Der ewige Geheimtipp – Motorradgespann

Die Zahl der auch Beiwagen-Maschinen genannten Gespanne auf den Straßen ist zwar überschaubar – in der Szene ist so einiges los. Die Gruppe der Gespann-Bauer ist zwar mehr als überschaubar. Diejenigen, die sich mit dem Thema beschäftigen, haben aber oft überraschend viel zu tun: „Unsere Auftragsbücher sind bis in den April voll“, erklärt zum Beispiel Peter Sauer, technischer Leiter bei Müller Gespanne im norddeutschen Brodersby.

Mit der geringen Zahl steigt nämlich auch der Anreiz für Individualisten, sich so ein Gefährt zuzulegen. Peter Sauer: „Wir bauen seit 1980 Gespanne – in dieser Zeit hat kein Fahrzeug die Werkstatt verlassen, das mit einem anderen identisch ist.“ Und obwohl Gespanne so ein winziger Bereich sind, gibt es auch hier Trends: In manchen Phasen sind laut Sauer sportliche Modelle gefragt, mal steht das Thema Enduro im Vordergrund.

Auch die Gründe für den Kauf eines Gespannes sind unterschiedlich. Die Möglichkeit der Individualisierung ist dabei nur ein Teilaspekt. Nicht selten wird so ein Dreirad gekauft, weil ein Motorradfahrer sein Hobby mit der Familie erleben will. Es kann aber auch mal ein vierbeiniger Begleiter sein, der den Ausschlag gibt: Der eine oder andere Hundebesitzer greift zum Gespann, weil er seinen pelzigen Kumpel im Beiwagen mit auf Tour nehmen will.

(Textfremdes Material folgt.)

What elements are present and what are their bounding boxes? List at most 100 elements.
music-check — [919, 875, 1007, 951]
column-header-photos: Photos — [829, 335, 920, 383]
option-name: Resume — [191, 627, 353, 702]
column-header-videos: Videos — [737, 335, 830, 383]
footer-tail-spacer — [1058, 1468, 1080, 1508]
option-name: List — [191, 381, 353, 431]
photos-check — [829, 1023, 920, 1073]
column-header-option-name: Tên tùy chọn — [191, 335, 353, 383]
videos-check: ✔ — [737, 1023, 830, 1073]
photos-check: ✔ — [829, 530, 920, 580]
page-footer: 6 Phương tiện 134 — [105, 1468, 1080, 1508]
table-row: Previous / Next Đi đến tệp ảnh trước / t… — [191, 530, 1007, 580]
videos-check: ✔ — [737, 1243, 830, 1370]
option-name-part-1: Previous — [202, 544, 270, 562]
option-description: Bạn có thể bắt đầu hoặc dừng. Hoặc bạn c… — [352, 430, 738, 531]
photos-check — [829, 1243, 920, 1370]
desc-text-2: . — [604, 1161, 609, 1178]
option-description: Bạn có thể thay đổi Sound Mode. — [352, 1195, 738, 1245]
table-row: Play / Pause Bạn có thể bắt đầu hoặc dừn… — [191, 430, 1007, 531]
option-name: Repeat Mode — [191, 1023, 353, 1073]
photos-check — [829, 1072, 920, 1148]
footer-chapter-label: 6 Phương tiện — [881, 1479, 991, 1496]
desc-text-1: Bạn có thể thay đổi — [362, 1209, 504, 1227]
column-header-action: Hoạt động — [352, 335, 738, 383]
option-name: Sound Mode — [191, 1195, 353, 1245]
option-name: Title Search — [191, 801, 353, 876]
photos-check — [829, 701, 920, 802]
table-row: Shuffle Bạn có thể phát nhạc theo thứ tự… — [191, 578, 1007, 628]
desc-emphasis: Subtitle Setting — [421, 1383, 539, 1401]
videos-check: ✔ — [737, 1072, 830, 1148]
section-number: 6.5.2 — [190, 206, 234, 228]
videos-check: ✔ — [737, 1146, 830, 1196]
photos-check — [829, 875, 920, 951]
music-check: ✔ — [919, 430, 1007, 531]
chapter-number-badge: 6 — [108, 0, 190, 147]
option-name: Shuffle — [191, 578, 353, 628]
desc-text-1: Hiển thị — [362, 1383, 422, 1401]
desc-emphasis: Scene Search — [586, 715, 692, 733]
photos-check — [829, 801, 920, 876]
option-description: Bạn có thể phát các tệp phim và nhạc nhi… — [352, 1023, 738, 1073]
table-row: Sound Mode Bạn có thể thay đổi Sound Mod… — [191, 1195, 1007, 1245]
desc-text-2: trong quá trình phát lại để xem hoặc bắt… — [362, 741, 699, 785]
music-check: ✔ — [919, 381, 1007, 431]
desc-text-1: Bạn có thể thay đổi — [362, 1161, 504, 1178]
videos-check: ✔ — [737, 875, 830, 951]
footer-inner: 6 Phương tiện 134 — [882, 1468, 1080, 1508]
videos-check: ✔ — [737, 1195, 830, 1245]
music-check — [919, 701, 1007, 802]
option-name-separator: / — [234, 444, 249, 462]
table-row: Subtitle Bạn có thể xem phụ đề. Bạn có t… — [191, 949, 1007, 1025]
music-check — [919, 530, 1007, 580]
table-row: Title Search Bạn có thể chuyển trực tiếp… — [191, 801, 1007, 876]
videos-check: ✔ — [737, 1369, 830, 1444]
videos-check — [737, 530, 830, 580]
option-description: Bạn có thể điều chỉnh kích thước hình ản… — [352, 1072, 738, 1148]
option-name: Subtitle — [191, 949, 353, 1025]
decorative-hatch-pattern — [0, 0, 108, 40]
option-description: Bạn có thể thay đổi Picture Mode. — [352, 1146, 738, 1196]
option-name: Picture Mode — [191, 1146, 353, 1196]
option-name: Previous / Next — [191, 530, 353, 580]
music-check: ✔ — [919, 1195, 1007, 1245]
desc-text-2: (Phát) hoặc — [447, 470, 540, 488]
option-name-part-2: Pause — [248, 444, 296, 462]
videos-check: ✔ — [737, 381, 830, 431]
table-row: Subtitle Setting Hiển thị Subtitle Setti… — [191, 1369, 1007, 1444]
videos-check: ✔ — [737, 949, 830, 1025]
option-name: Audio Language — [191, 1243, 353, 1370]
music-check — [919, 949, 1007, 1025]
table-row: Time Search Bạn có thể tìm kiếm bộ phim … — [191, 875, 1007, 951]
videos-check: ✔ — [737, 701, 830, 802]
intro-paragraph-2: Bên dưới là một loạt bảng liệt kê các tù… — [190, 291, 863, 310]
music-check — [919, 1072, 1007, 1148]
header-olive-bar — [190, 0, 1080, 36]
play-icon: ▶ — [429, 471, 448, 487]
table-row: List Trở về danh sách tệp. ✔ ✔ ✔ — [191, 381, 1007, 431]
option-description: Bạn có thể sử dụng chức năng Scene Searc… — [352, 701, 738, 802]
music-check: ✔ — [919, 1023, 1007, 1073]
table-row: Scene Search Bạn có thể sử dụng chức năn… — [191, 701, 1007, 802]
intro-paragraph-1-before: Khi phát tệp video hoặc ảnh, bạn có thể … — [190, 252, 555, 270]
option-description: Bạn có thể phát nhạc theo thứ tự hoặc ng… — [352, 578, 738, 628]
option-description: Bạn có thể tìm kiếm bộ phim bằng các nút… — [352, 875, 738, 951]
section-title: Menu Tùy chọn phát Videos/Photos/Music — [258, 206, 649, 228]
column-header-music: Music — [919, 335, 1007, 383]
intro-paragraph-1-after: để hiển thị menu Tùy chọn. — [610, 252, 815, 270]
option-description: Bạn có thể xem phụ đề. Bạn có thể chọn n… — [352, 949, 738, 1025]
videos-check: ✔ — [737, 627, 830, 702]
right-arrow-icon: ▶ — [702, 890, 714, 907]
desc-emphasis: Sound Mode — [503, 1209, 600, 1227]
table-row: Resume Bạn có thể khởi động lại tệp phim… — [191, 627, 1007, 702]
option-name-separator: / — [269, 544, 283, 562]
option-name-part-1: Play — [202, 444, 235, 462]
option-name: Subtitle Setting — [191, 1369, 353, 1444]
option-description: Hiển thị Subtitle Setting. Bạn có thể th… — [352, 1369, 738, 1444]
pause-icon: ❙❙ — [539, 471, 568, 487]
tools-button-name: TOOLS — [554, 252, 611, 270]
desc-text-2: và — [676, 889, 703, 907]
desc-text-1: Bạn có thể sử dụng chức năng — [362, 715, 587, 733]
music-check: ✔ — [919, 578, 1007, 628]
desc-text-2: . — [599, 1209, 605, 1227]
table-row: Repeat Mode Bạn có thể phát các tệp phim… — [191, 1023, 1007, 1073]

Ein wirklich billiger Spaß ist die Liebe zum Gespann nicht. „Für einen vernünftigen Umbau im Low-Budget-Bereich sollten etwa 10.000 Euro eingeplant werden“, sagt Motorrad-Experte Michael Lenzen. Der durchschnittliche Gespannfahrer legt aber weitaus höhere Summen auf den Tisch. „Meist sind es 40.000 bis 60.000 Euro“, erklärt Peter Sauer. Das Motorrad selbst ist in diesen Summen enthalten. Dass es noch teurer geht, hat aber Sauer ebenfalls schon bewiesen – mit einer fahrbaren Designstudie auf Basis einer Harley Davidson V-Rod. Die stand kürzlich für knapp 80 000 Euro zum Verkauf – als Gebrauchtfahrzeug.

Der Grund für die Preise liegt neben den geringen Stückzahlen vor allem in dem hohen Aufwand. Denn einfach mal ein Beiboot ans Motorrad schrauben, das geht schon lange nicht mehr. Vielmehr müssen aktuelle Motorräder laut Peter Sauer quasi in ein eigens angefertigtes „Korsett“ eingepasst werden, damit die nötige Stabilität gewährleistet ist. Das Vorderrad wiederum wird in der Regel von einer aufwendigen Achsschenkellenkung geführt.

Das Ergebnis ist ein Dreirad, dessen Fahrgefühl sich mit nichts vergleichen lässt: „So ein Gespann fährt sich anders als ein herkömmliches Motorrad und auch anders als ein Auto“, sagt Experte Michael Lenzen. Kein Wunder, handelt es sich bei einem Gespann doch auch um „das einzige asymmetrische Landfahrzeug, das es gibt“. Also eben nichts Halbes, nichts Ganzes – von beidem aber eine ganze Menge.